In the final few seconds before the sun winked out, it occurred to me how lucky Earthlings are to encounter such an extravagant celestial display. No other planet in our solar system gets to experience total eclipses like Earth does. The prerequisites are exacting: a planet’s moon and star have to sit at just the right distances, such that, from the planet’s perspective, the sun appears just the same size as the moon in the sky. Moreover, given our moon has been receding from Earth for over billions of years, gaining slack from an Earth that’s spinning ever more slowly, scientists believe eclipses are a relatively recent phenomenon, and one that also has an expiration date. Millions of years ago, the moon huddled too close to the Earth that it obscured the sun and its corona. Eclipses then probably looked no different from a regular moonless night. In another few millions of years into the future, the moon will stray too far that it’ll no longer fully cover the sun to transform the day into fleeting dusk.
Now, the sun and moon perch at what are really the optimal distances for maximum “wowing” effect.

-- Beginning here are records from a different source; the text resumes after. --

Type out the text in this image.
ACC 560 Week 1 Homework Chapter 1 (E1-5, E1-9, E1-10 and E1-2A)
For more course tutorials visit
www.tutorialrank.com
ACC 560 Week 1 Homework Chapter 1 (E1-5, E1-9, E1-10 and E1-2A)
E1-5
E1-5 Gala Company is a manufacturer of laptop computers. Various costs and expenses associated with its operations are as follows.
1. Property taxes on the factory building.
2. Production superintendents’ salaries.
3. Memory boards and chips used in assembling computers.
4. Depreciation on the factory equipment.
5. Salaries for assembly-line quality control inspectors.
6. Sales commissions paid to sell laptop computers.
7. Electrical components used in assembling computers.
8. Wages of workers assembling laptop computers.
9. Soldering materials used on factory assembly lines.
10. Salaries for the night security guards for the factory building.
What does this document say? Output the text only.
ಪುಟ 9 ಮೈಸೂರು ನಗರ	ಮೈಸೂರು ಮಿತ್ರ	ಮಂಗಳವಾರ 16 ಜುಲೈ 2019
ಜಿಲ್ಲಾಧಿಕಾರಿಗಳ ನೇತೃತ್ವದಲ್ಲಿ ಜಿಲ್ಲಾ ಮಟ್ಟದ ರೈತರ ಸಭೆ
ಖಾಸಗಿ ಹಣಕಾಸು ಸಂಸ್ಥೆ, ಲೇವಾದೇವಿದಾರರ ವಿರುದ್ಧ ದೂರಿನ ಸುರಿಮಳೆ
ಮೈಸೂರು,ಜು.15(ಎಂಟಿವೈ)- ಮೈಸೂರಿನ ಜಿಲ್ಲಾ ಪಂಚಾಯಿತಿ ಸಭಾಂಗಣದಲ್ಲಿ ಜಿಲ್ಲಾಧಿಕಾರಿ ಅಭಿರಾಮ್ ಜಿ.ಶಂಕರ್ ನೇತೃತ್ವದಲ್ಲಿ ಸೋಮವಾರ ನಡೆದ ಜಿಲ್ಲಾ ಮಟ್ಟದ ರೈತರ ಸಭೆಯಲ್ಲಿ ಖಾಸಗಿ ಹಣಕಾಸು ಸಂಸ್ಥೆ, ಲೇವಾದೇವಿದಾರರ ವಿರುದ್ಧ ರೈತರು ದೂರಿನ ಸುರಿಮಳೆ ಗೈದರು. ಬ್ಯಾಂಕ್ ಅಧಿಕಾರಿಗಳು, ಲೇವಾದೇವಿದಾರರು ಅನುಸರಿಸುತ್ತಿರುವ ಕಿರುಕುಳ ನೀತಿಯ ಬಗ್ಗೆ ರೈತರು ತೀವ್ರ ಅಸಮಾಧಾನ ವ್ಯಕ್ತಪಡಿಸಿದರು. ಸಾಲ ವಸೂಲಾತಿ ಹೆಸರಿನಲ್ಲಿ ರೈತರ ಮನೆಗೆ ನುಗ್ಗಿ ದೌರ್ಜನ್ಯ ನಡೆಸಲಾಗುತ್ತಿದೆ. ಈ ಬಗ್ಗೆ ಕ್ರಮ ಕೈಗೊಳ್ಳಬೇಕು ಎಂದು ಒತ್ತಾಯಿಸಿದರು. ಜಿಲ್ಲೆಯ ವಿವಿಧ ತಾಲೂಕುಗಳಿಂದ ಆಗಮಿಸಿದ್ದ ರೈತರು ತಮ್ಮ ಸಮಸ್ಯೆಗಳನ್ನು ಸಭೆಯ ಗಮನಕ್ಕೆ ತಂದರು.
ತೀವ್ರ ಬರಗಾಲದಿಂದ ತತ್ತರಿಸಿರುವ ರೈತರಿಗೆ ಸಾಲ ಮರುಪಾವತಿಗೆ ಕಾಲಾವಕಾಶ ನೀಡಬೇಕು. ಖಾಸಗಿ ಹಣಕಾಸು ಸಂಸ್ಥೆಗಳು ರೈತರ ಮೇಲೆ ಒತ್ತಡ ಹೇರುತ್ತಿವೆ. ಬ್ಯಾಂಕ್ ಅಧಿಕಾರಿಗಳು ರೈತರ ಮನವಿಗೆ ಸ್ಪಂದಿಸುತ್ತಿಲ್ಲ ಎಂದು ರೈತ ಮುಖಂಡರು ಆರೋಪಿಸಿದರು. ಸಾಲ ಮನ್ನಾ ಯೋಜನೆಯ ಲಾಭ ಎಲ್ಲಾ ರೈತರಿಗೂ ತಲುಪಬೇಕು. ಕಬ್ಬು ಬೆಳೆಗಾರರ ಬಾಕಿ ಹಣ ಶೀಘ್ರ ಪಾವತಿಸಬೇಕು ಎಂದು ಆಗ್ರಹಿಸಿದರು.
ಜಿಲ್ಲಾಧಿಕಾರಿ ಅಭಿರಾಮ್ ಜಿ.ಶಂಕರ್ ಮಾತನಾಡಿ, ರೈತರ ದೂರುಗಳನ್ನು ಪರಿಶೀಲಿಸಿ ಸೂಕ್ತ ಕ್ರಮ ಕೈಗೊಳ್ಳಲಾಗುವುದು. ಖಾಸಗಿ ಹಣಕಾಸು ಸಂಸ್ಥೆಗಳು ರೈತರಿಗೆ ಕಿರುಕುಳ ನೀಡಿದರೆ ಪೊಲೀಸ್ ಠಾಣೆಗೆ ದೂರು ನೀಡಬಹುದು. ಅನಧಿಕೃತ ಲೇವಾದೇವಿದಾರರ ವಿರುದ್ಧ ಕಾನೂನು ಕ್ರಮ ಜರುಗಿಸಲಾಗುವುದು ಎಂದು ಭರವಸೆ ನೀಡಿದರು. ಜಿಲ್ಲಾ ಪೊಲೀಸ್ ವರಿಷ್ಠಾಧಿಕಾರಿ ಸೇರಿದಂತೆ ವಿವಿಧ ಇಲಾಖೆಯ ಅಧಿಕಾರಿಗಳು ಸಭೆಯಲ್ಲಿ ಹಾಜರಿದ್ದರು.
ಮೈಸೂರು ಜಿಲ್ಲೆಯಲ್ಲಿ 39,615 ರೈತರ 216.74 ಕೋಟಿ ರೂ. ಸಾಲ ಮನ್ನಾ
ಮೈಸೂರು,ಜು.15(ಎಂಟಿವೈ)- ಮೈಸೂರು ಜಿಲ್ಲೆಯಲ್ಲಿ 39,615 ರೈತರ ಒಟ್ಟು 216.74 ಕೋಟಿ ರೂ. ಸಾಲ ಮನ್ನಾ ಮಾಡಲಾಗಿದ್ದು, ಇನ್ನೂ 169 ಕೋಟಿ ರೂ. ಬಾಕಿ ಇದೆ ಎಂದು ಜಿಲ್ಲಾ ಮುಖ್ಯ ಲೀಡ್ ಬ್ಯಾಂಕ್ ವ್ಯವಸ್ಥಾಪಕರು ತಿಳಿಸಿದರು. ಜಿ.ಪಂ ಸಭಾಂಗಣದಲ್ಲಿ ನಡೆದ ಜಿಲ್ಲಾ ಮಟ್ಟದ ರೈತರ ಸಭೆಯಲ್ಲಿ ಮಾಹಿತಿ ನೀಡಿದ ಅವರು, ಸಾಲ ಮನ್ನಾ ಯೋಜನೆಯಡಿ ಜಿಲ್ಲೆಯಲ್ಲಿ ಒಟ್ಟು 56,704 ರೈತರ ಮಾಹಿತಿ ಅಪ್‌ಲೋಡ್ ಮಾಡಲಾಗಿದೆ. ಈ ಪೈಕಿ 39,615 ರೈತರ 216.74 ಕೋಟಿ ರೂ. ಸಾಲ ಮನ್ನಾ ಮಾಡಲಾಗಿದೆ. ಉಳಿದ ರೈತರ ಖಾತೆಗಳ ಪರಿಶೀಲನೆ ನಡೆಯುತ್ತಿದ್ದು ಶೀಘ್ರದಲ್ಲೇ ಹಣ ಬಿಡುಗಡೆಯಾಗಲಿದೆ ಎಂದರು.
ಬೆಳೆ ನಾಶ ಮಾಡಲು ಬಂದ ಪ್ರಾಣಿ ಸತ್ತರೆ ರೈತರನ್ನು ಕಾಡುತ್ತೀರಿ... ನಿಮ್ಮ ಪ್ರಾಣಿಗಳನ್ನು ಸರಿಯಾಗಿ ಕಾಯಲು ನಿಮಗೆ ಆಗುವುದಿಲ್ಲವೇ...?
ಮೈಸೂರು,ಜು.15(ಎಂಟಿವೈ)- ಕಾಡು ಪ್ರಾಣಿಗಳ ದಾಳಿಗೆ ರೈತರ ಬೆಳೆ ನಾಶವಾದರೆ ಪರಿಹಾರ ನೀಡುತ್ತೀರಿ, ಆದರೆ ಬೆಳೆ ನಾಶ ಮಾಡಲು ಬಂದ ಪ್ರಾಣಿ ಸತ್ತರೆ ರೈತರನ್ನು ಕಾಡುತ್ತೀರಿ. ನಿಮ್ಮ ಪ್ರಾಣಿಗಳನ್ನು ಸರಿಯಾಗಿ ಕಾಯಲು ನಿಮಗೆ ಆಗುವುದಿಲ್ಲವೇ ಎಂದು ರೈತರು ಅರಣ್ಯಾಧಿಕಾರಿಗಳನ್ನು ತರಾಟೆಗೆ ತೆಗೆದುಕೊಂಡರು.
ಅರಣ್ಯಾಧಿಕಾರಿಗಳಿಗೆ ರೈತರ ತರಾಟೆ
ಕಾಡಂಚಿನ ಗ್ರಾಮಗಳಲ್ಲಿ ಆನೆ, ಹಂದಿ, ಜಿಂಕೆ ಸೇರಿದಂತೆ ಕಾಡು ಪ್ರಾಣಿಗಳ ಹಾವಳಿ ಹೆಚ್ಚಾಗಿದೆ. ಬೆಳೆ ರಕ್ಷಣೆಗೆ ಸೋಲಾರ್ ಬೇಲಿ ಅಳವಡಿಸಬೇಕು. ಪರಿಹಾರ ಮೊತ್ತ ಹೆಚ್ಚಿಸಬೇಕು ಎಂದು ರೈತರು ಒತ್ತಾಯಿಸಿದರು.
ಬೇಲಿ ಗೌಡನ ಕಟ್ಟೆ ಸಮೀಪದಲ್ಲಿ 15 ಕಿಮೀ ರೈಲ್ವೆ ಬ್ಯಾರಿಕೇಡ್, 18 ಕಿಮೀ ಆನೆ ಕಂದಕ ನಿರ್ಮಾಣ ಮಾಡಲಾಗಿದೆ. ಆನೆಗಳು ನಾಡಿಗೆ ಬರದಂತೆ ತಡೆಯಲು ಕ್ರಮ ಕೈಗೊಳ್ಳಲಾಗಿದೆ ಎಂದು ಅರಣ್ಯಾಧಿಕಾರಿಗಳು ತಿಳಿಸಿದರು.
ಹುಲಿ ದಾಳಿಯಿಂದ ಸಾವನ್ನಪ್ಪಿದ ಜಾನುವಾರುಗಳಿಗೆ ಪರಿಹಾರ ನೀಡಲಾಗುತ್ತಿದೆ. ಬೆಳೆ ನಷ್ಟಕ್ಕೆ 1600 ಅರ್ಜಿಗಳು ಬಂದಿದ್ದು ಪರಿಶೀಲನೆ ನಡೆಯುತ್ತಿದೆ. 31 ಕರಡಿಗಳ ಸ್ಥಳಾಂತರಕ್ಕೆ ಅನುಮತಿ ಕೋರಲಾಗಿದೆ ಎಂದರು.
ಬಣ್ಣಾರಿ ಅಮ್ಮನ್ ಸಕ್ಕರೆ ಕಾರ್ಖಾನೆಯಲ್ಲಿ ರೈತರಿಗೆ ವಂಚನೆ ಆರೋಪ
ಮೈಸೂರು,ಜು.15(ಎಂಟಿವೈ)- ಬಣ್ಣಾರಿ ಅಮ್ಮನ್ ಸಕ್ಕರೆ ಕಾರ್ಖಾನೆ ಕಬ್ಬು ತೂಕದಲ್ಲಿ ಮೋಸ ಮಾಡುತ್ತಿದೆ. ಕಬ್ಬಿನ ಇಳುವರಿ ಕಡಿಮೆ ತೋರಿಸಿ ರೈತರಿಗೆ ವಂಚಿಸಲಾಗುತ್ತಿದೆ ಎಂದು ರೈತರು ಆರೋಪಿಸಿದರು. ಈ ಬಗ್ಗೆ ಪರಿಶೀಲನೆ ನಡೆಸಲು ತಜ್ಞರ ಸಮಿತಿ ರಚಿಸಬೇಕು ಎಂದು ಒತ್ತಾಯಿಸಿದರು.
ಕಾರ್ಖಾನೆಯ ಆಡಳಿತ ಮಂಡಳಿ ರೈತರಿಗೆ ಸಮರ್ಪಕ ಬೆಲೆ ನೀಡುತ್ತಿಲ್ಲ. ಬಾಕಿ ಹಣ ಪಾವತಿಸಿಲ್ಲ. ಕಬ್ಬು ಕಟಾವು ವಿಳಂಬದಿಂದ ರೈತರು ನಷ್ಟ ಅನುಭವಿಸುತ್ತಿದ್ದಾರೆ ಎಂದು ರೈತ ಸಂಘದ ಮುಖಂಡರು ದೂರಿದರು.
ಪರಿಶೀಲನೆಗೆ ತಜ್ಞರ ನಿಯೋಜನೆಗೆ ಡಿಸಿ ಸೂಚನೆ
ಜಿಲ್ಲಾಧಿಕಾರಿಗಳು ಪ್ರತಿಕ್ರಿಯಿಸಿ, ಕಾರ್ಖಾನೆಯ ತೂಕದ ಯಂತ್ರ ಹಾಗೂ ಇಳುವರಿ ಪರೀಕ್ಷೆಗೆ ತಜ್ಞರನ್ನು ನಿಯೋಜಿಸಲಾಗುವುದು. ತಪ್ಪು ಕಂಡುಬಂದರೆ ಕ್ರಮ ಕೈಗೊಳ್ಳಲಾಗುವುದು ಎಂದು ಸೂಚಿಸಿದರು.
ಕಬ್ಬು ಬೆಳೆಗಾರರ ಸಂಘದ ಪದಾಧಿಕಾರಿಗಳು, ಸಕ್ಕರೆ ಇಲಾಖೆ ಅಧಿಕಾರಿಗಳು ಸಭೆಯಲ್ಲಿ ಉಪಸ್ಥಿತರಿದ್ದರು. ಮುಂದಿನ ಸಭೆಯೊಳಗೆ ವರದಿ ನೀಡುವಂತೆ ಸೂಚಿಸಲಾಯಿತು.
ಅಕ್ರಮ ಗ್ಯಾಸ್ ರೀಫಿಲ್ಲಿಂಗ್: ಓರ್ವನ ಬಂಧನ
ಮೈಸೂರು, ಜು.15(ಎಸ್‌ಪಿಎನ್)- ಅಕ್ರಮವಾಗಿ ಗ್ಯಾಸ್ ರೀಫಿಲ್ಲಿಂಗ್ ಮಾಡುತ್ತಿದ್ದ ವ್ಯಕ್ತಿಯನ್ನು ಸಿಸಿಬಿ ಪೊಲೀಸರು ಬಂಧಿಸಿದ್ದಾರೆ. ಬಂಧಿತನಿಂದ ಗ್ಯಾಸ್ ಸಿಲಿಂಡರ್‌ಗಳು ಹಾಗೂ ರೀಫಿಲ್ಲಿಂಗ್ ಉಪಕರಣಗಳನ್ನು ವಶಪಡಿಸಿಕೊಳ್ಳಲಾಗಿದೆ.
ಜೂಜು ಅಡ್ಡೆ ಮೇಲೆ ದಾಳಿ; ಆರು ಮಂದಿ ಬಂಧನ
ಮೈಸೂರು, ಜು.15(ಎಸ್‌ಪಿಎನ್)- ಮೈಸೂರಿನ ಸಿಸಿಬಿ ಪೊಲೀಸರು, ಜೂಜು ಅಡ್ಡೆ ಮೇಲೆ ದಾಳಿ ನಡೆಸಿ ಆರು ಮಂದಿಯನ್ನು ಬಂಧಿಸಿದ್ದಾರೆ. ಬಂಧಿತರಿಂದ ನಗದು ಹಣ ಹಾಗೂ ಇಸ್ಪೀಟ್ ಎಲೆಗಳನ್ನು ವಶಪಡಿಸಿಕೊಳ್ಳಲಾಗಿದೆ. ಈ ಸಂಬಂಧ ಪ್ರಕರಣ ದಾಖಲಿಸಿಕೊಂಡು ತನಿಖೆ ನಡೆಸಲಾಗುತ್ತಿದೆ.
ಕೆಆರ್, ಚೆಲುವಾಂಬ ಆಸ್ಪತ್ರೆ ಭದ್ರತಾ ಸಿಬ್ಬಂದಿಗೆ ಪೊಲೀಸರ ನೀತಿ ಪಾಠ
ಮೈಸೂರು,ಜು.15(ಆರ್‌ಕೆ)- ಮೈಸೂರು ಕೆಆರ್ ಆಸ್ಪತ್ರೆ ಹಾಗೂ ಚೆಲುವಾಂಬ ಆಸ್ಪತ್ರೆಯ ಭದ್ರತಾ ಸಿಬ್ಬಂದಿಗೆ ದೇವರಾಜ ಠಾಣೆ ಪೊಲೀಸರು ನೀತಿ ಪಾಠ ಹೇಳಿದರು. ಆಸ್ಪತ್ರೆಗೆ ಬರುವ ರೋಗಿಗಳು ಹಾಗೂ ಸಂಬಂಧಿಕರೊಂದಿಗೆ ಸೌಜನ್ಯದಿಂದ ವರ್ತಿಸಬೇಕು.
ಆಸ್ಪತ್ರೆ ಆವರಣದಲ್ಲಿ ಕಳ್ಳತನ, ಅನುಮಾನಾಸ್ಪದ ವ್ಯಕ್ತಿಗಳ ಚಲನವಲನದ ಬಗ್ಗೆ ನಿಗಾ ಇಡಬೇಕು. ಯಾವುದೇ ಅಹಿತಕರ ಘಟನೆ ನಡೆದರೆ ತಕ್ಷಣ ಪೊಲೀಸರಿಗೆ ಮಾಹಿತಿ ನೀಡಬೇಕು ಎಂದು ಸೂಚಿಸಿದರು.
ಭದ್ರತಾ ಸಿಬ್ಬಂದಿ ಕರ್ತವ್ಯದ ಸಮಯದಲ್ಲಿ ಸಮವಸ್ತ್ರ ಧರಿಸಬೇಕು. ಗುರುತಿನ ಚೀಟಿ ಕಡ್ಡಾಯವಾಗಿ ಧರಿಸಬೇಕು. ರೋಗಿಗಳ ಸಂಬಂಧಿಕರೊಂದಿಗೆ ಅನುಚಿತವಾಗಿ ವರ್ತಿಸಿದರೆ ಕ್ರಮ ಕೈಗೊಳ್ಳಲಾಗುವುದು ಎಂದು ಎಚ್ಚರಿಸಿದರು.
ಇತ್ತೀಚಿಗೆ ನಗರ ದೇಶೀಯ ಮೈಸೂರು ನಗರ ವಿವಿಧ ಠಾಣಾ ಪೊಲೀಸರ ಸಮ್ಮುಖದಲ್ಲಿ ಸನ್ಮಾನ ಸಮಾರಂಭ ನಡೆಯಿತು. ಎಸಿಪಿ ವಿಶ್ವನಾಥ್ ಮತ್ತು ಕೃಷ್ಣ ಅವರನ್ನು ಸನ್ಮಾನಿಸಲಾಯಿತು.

The moon will block the scorching body of the sun but not the uppermost reaches of its atmosphere. An ethereal halo, this corona will give the photobomber the appearance of wafting gentle flames to any viewer standing in the lunar shade millions of miles away.
The last two solar eclipses I’d seen had given me more than just a grand spectacle. At the heart of my solar eclipse chases weren’t celestial orbs but people, strangers and loved ones coming together for something larger than our collective humanity. Eclipses aren’t just freak occurrences but also mile markers of life, of the growth we’ve earned and of the distances we’ve traversed in the interleaving years. Some of my favorite memories of my mother and grad school were forged under the shadow of the moon embracing the sun. While eating breakfast in my hotel in Indianapolis, of all places, I bumped into an old graduate school classmate whom I hadn’t seen in over six years. Eclipses bind more than stars and moons and planets — they also bring together faces old and new, all which will lift toward the heavens at the same moment.
As the last sliver of sun rays vanished behind the moon, solar eclipse glasses dropped, hands now free broke into easy applause. For nearly four minutes the world plunged into darkness, and old memories came flooding back.